We want to improve this and get more testing on Mondaynet. Indexer support would come a long way as well.

(I don’t understand why the upgrade needs to be centralized either but let’s discuss one thing at a time.)

@rafoo An in-band signal is better than out-of-band. We just updated ghostnet from ithaca to jakarta with an user-activated update and it was messy: some bakers inevitably fail to apply the update and the network partitions, with nodes banning each other, and logs start screaming. Plus, if they don’t do it on time, the storage is non-recoverable and you have to resync the node.

And we don’t even have tooling for such an out-of-band signal: we have tezos-node config update --network <url> but it has to be run again for every new update. Hard-coding the upgrade block in the software is also slow and lossy.

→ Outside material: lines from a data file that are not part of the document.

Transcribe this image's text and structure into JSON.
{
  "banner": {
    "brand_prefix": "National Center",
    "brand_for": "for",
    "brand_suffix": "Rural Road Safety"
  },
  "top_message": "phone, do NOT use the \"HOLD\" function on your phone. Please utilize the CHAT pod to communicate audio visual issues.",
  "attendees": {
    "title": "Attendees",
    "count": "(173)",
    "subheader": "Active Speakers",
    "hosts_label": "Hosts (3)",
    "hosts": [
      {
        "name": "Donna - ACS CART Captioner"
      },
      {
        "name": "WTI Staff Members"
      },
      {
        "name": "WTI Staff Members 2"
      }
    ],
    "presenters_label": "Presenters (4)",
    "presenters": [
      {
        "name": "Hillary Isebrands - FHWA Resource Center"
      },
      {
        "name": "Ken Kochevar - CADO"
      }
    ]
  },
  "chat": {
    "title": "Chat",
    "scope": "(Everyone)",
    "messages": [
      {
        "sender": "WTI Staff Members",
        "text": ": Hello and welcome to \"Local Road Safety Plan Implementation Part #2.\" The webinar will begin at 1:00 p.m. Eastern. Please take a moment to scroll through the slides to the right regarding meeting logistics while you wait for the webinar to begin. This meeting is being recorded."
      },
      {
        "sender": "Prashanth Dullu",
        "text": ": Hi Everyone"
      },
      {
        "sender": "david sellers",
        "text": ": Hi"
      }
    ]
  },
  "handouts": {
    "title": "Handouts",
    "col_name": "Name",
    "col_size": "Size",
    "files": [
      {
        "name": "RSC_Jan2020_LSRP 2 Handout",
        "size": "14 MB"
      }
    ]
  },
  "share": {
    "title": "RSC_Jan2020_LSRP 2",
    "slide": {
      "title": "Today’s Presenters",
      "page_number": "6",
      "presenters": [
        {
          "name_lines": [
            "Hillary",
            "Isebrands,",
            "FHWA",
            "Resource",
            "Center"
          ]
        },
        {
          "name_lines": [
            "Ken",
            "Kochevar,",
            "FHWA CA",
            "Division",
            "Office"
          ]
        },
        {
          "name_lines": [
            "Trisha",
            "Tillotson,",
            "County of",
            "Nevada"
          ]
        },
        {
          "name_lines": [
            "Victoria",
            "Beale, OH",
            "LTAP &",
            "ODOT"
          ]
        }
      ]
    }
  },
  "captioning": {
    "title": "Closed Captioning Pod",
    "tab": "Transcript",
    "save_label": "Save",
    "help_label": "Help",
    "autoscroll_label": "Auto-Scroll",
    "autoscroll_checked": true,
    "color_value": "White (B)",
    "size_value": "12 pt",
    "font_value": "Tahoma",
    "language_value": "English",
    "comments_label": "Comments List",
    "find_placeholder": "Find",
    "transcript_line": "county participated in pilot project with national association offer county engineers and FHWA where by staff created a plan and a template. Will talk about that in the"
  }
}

A protocol level signal has a guarantee of delivery and simplifies node operations a great deal: just keep the software up-to-date. And in the latest iteration of the code, we can even cancel an upgrade before it kicks in and submit another one if needed. So from an operational point of view, it’s perfect.

There is a FAQ in the tzip that addresses this point in more detail.

have any bakers setup full fledged bakers on ghostnet, just like mainnet, paying out delegation rewards? Had a quick look at TzKT and it doesn’t look like any baker has provided the info to be picked up as a “Public Baker” on Ghostnet yet

I like the idea. This seems like a good opportunity to revive the baker registry.